A great book you have not read: Transit Point Moscow

Some years back, I happened upon Transit Point Moscow in a used bookstore.  Synopsis:  an American, on the spur of the moment and with great impulsive idiocy, agrees to try and smuggle heroin through Soviet-era Moscow–and it doesn’t go well.  I guess that’s in the category of “young, dumbass stunts we pull that cost us ten years of our lives.”

Why it’s great:  the writing style is clear, often funny, and skillfully descriptive of the transition from arrest to imprisonment.  The book also offers a lot of cues to Russian culture.  I wouldn’t describe Amster and his cronies as sympathetic characters, but there’s a sense of honesty in that.  One does pose the question of how much of Amster’s story we believe.  I’m more inclined to believe someone who paints himself as a complete ass than as a dashing hero, and there isn’t much glory in Amster’s self-portrait.  The book is better for it.

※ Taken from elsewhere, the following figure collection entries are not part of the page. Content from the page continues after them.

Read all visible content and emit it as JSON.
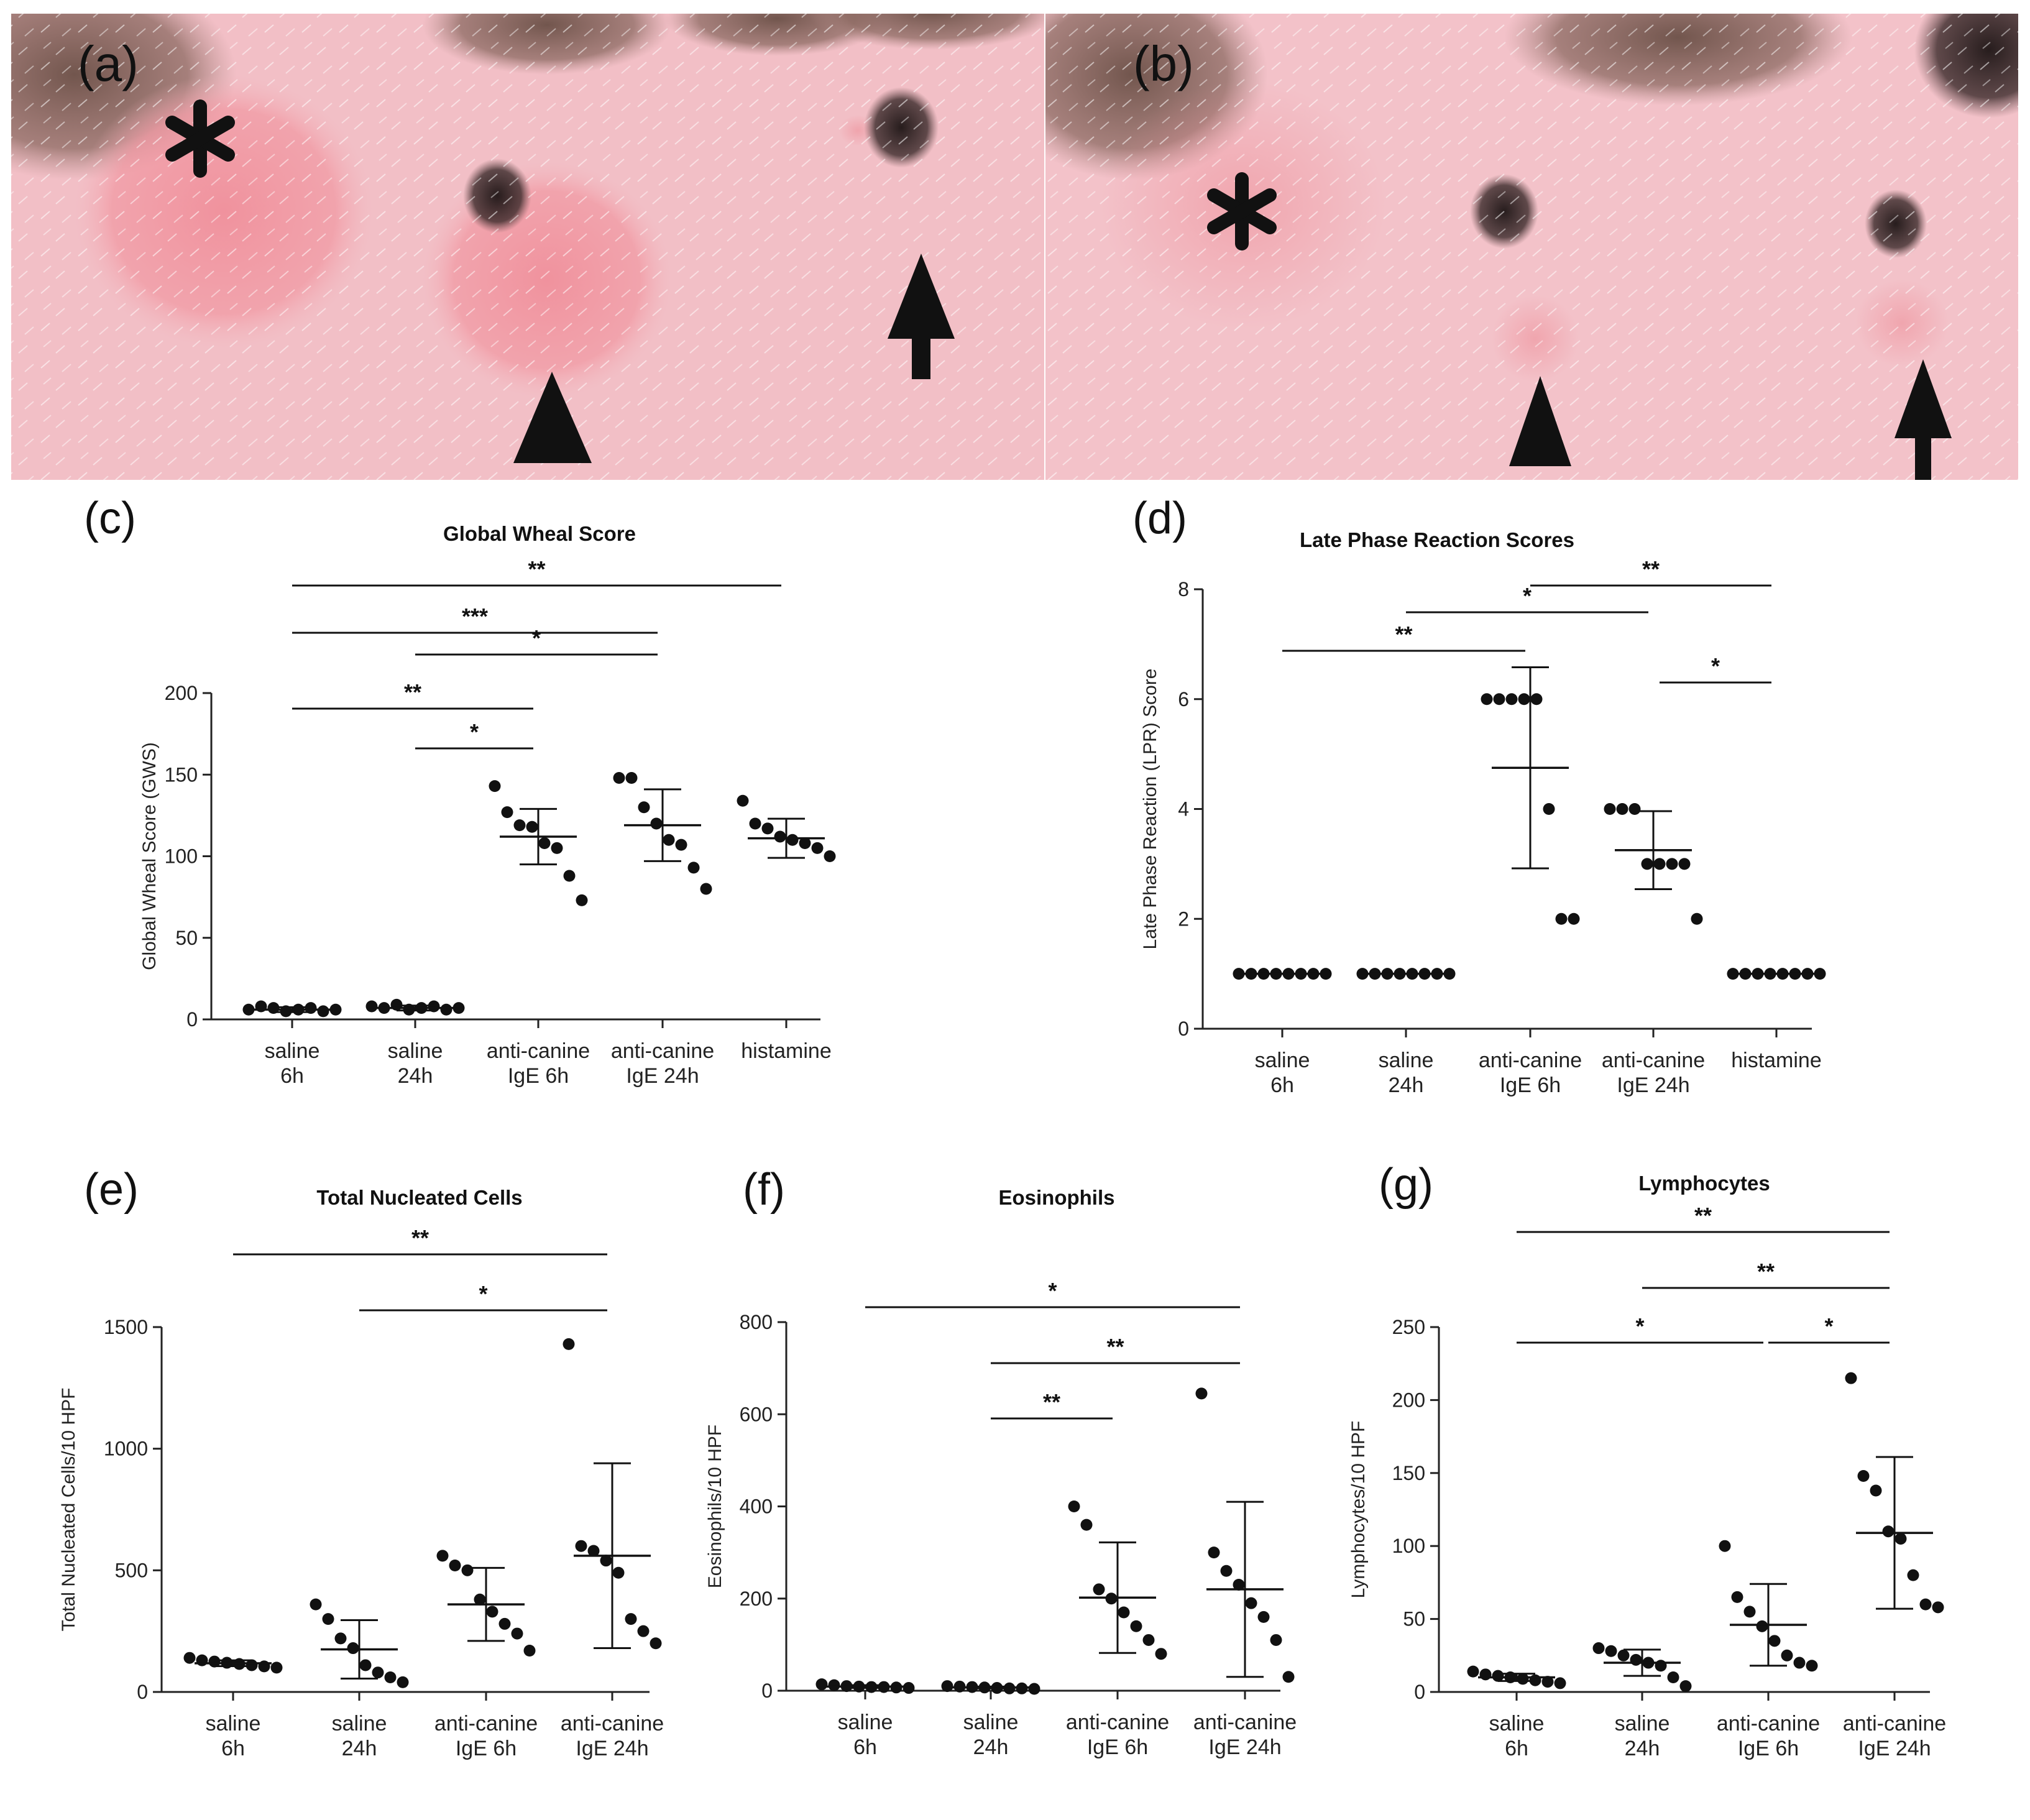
{
  "photos": [
    {
      "label": "(a)",
      "markers": [
        "asterisk",
        "arrowhead",
        "arrow"
      ]
    },
    {
      "label": "(b)",
      "markers": [
        "asterisk",
        "arrowhead",
        "arrow"
      ]
    }
  ],
  "colors": {
    "skin": "#f2bfc6",
    "wheal": "#ee8e98",
    "ink": "#111111"
  },
  "chart_data": [
    {
      "panel": "(c)",
      "type": "scatter",
      "title": "Global Wheal Score",
      "ylabel": "Global Wheal Score (GWS)",
      "ylim": [
        0,
        200
      ],
      "yticks": [
        0,
        50,
        100,
        150,
        200
      ],
      "categories": [
        [
          "saline",
          "6h"
        ],
        [
          "saline",
          "24h"
        ],
        [
          "anti-canine",
          "IgE 6h"
        ],
        [
          "anti-canine",
          "IgE 24h"
        ],
        [
          "histamine"
        ]
      ],
      "points": [
        [
          6,
          8,
          7,
          5,
          6,
          7,
          5,
          6
        ],
        [
          8,
          7,
          9,
          6,
          7,
          8,
          6,
          7
        ],
        [
          143,
          127,
          119,
          118,
          108,
          105,
          88,
          73
        ],
        [
          148,
          148,
          130,
          120,
          110,
          107,
          93,
          80
        ],
        [
          134,
          120,
          117,
          112,
          110,
          108,
          105,
          100
        ]
      ],
      "mean": [
        6,
        7,
        112,
        119,
        111
      ],
      "sd": [
        1.5,
        1.5,
        17,
        22,
        12
      ],
      "sig": [
        {
          "from": 0,
          "to": 4,
          "label": "**"
        },
        {
          "from": 0,
          "to": 3,
          "label": "***"
        },
        {
          "from": 1,
          "to": 3,
          "label": "*"
        },
        {
          "from": 0,
          "to": 2,
          "label": "**"
        },
        {
          "from": 1,
          "to": 2,
          "label": "*"
        }
      ]
    },
    {
      "panel": "(d)",
      "type": "scatter",
      "title": "Late Phase Reaction Scores",
      "ylabel": "Late Phase Reaction (LPR) Score",
      "ylim": [
        0,
        8
      ],
      "yticks": [
        0,
        2,
        4,
        6,
        8
      ],
      "categories": [
        [
          "saline",
          "6h"
        ],
        [
          "saline",
          "24h"
        ],
        [
          "anti-canine",
          "IgE 6h"
        ],
        [
          "anti-canine",
          "IgE 24h"
        ],
        [
          "histamine"
        ]
      ],
      "points": [
        [
          1,
          1,
          1,
          1,
          1,
          1,
          1,
          1
        ],
        [
          1,
          1,
          1,
          1,
          1,
          1,
          1,
          1
        ],
        [
          6,
          6,
          6,
          6,
          6,
          4,
          2,
          2
        ],
        [
          4,
          4,
          4,
          3,
          3,
          3,
          3,
          2
        ],
        [
          1,
          1,
          1,
          1,
          1,
          1,
          1,
          1
        ]
      ],
      "mean": [
        1,
        1,
        4.75,
        3.25,
        1
      ],
      "sd": [
        0,
        0,
        1.83,
        0.71,
        0
      ],
      "sig": [
        {
          "from": 2,
          "to": 4,
          "label": "**"
        },
        {
          "from": 1,
          "to": 3,
          "label": "*"
        },
        {
          "from": 0,
          "to": 2,
          "label": "**"
        },
        {
          "from": 3,
          "to": 4,
          "label": "*"
        }
      ]
    },
    {
      "panel": "(e)",
      "type": "scatter",
      "title": "Total Nucleated Cells",
      "ylabel": "Total Nucleated Cells/10 HPF",
      "ylim": [
        0,
        1500
      ],
      "yticks": [
        0,
        500,
        1000,
        1500
      ],
      "categories": [
        [
          "saline",
          "6h"
        ],
        [
          "saline",
          "24h"
        ],
        [
          "anti-canine",
          "IgE 6h"
        ],
        [
          "anti-canine",
          "IgE 24h"
        ]
      ],
      "points": [
        [
          140,
          130,
          125,
          120,
          115,
          110,
          105,
          100
        ],
        [
          360,
          300,
          220,
          180,
          110,
          80,
          60,
          40
        ],
        [
          560,
          520,
          500,
          380,
          330,
          280,
          240,
          170
        ],
        [
          1430,
          600,
          580,
          540,
          490,
          300,
          250,
          200
        ]
      ],
      "mean": [
        118,
        175,
        360,
        560
      ],
      "sd": [
        12,
        120,
        150,
        380
      ],
      "sig": [
        {
          "from": 0,
          "to": 3,
          "label": "**"
        },
        {
          "from": 1,
          "to": 3,
          "label": "*"
        }
      ]
    },
    {
      "panel": "(f)",
      "type": "scatter",
      "title": "Eosinophils",
      "ylabel": "Eosinophils/10 HPF",
      "ylim": [
        0,
        800
      ],
      "yticks": [
        0,
        200,
        400,
        600,
        800
      ],
      "categories": [
        [
          "saline",
          "6h"
        ],
        [
          "saline",
          "24h"
        ],
        [
          "anti-canine",
          "IgE 6h"
        ],
        [
          "anti-canine",
          "IgE 24h"
        ]
      ],
      "points": [
        [
          14,
          12,
          10,
          9,
          8,
          8,
          7,
          6
        ],
        [
          10,
          9,
          8,
          7,
          6,
          5,
          5,
          4
        ],
        [
          400,
          360,
          220,
          200,
          170,
          140,
          110,
          80
        ],
        [
          645,
          300,
          260,
          230,
          190,
          160,
          110,
          30
        ]
      ],
      "mean": [
        9,
        7,
        202,
        220
      ],
      "sd": [
        3,
        2,
        120,
        190
      ],
      "sig": [
        {
          "from": 0,
          "to": 3,
          "label": "*"
        },
        {
          "from": 1,
          "to": 3,
          "label": "**"
        },
        {
          "from": 1,
          "to": 2,
          "label": "**"
        }
      ]
    },
    {
      "panel": "(g)",
      "type": "scatter",
      "title": "Lymphocytes",
      "ylabel": "Lymphocytes/10 HPF",
      "ylim": [
        0,
        250
      ],
      "yticks": [
        0,
        50,
        100,
        150,
        200,
        250
      ],
      "categories": [
        [
          "saline",
          "6h"
        ],
        [
          "saline",
          "24h"
        ],
        [
          "anti-canine",
          "IgE 6h"
        ],
        [
          "anti-canine",
          "IgE 24h"
        ]
      ],
      "points": [
        [
          14,
          12,
          11,
          10,
          9,
          8,
          7,
          6
        ],
        [
          30,
          28,
          25,
          22,
          20,
          18,
          10,
          4
        ],
        [
          100,
          65,
          55,
          45,
          35,
          25,
          20,
          18
        ],
        [
          215,
          148,
          138,
          110,
          105,
          80,
          60,
          58
        ]
      ],
      "mean": [
        10,
        20,
        46,
        109
      ],
      "sd": [
        2.5,
        9,
        28,
        52
      ],
      "sig": [
        {
          "from": 0,
          "to": 3,
          "label": "**"
        },
        {
          "from": 1,
          "to": 3,
          "label": "**"
        },
        {
          "from": 0,
          "to": 2,
          "label": "*"
        },
        {
          "from": 2,
          "to": 3,
          "label": "*"
        }
      ]
    }
  ]
}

What got me thinking about it was a more recent read, Alexander Dolgun’s Story.  I got turned on to this in a strange way, for it was on the guest room nightstand at some friends’ home.  I didn’t read it, just glanced at it, but noted the title and ordered a copy.  Dolgun was in the Gulag in the late forties and early fifties, when life was a lot harder there.  Even accounting for the temporal separation (Amster did his Gulagging over a generation later), there was enough in common between the two accounts for me to recognize terms, prison subcultures and practices.

You can learn things about a country’s mentality from its prison system.  For example, from the sheer magnitude of ours, one begins to suspect that our national mentality is that we should all be incarcerated in it. From its deep division between country club pokies for those who steal billions, and PMITA hard time for people who grow dope, one suspects that we consider having a good time (or relieving pain) without buying the drug from a corporation a horrific crime, but that if you steal a few bill, hey, that’s how we roll, shouldn’t have gotten caught.   I still haven’t figured out what the Gulag says about Russia’s mentality, honestly.